Wednesday, November 30, 2011

THE VOICE: Patrice O'Neal

This month, The Beast realized it's been doing a lot of "Rest In Tempo" posts lately -- so much so that we fear this blog will become one long obituary. But the death yesterday of the brilliant comedian Patrice O' Neal at the intolerably young age of 41 made us want to eschew our usual YouTube snippet-with-appreciatory-epigraph-from-another-publication in favor of our own words.

We've been here before, haven't we? Bernie Mac, Robin Harris, Warren Thomas -- all groundbreakers who nudged the art form ahead a few spaces before exiting stage left a bit too soon. But what made O'Neal special was that he developed a unique approach to standup comedy. He may have been the first African-American comedian who -- at least in the early part of his career -- took a page from Andy Kaufman: HE RARELY TOLD ANY JOKES.

Instead, he would ramble on in his raspy, high-pitched Cee-Lo Green croak and trail off just before the punchline. His jokes were the silences between the sentences, where he actually let the audience fill in the blanks with what they thought he was going to say. Which was always invariably funny. In this way, O'Neil was more avant-garde and intellectual than any "urban" comedian I've seen. (What other black comic has a routine dissecting Radiohead's "Creep"?) Sure, he did the Dozens on the audience and could be street-crude and brutally frank -- he shared Jerry Lewis' Neanderthal opinions that "women aren't funny" -- but he avoided the dregs of making it in lamestream comedy and instead deliberately focused on becoming, in his words, "a cult comic."

“If you watched Patrice, all his shows were different and he didn’t write any of his material down,” ONeil's friend, the equally edgy comic Bill Burr, told writer Adrian LeBlanc. “He got to it in a new way every night. As long as I knew him, he was always working on trying to attain a level of freedom onstage where he could just go up there and talk to the crowd. To me, that was the Pryor school of stand-up comedy.”

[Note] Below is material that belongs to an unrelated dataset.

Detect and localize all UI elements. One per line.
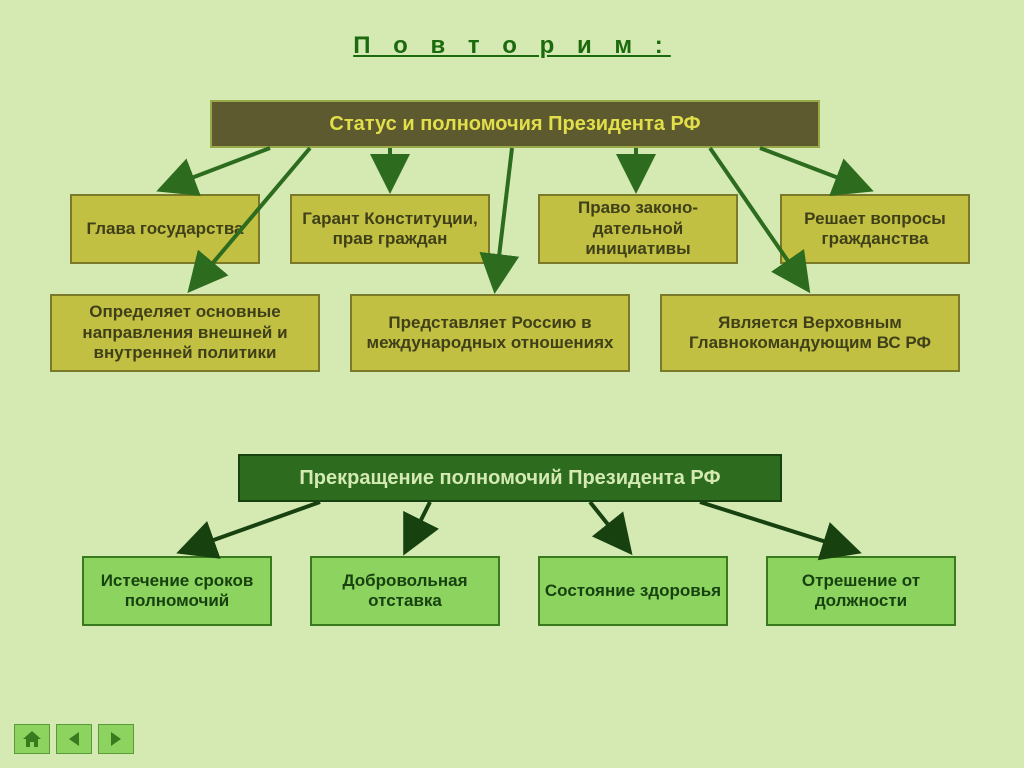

O'Neal's style went somewhere between Tracy Morgan's stream-of-consciousness ghetto fables and Dave Chappelle's unflinching racial microscope. He didn't necessarily fit in with the post-Dolemite shtick of Eddie Griffin or Katt Williams. He was more like Richard Pryor with a Master's Degree. And he was influential: just look at the sort of semi-exhausted, rambling badinage peddled by comics like Corey Holcomb, Lavell Crawford and the terminally annoying Craig Robinson, who appeared with O'Neil on The Office as one of the Dunder-Mifflin warehouse employees but somehow got bumped up over O'Neil to a starring role despite the fact that Robinson's "act" consists of acting too cool -- or too stoned -- to have an act and force-feeding his godawful R&B music down our throats. Good Lord, what would O'Neil have down with the role of Darryl?